The quality of evidence is downgraded by study quality (inadequate or unclear allocation concealment and inadequate intention-to-treat adherence), by indirectness (differences in studied patients and interventions) and by imprecise results (limited study size for each comparison).
A Cochrane review [Abstract] 1 included 15 RCTs with a total of 1835.
Two studies involved psycho-educational interventions including patient education and teaching self-care behaviours. Results indicated low quality evidence of similar RTW rates for psycho-educational interventions compared to care as usual (RR 1.09, 95% CI 0.88 to 1.35, n = 260 patients) and low quality evidence that there is no difference in the effect of psycho-educational interventions compared to care as usual on quality of life (standardised mean difference (SMD) 0.05, 95% CI -0.2 to 0.3, n = 260 patients). In one study breast cancer patients were offered a physical training programme. Low quality evidence suggested that physical training was not more effective than care as usual in improving RTW (RR 1.20, 95% CI 0.32 to 4.54, n = 28 patients) or quality of life (SMD -0.37, 95% CI -0.99 to 0.25, n = 41 patients).
Seven RCTs assessed the effects of a medical intervention on RTW. In all studies a less radical or functioning conserving medical intervention was compared with a more radical treatment. We found low quality evidence that less radical, functioning conserving approaches had similar RTW rates as more radical treatments (RR 1.04, 95% CI 0.96 to 1.09, n = 1097 patients) and moderate quality evidence of no differences in quality of life outcomes (SMD 0.10, 95% CI -0.04 to 0.23, n = 1028 patients).
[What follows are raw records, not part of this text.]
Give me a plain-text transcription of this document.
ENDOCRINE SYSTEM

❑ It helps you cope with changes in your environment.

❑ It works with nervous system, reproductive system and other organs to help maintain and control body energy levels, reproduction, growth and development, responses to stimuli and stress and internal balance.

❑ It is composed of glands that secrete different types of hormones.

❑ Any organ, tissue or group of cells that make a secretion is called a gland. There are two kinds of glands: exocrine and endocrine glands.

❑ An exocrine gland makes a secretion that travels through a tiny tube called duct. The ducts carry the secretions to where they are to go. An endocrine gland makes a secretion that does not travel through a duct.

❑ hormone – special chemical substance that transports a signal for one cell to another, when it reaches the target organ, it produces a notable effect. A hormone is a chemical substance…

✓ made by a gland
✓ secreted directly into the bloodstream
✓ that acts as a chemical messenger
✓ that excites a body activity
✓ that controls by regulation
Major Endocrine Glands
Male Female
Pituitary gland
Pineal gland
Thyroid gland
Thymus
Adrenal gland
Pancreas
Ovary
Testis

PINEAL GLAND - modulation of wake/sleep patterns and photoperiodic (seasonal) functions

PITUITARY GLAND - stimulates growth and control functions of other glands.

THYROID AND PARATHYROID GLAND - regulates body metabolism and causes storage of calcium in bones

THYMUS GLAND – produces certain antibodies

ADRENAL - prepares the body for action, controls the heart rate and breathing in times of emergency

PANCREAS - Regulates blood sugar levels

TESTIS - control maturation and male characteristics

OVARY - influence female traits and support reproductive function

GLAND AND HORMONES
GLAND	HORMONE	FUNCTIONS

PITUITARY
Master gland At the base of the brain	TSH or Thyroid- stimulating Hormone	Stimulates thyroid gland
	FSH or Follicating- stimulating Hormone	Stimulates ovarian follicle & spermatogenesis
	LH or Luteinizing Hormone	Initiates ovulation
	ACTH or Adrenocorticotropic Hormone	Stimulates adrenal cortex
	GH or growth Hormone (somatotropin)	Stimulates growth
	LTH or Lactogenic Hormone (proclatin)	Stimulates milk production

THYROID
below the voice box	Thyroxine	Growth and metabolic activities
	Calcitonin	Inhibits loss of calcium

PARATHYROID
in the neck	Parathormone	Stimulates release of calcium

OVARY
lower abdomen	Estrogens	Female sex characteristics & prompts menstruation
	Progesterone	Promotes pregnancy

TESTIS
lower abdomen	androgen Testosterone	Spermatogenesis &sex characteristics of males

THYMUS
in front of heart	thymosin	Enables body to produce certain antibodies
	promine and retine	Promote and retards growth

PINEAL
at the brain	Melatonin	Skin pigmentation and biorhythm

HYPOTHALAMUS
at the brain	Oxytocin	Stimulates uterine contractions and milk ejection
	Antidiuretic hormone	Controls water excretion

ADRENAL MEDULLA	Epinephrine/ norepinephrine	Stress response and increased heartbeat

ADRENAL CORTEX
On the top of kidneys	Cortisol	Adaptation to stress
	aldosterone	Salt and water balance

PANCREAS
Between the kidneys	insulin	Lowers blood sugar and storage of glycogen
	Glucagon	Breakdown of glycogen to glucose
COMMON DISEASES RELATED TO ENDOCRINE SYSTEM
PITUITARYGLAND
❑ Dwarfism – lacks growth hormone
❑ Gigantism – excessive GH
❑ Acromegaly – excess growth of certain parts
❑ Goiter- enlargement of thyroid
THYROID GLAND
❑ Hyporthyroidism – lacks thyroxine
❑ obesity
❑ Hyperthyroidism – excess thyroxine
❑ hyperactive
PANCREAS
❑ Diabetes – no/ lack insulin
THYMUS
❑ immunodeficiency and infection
Five RCTs involved multidisciplinary interventions in which vocational counselling, patient education, patient counselling, biofeedback-assisted behavioral training and/or physical exercises were combined. Moderate quality evidence showed that multidisciplinary interventions involving physical, psycho-educational and/or vocational components led to higher RTW rates than care as usual (RR 1.11, 95% CI 1.03 to 1.16, n = 450 patients). There were no differences in the effect of multidisciplinary interventions compared to care as usual on quality of life outcomes (SMD 0.03, 95% CI -0.20 to 0.25, n = 316 patients).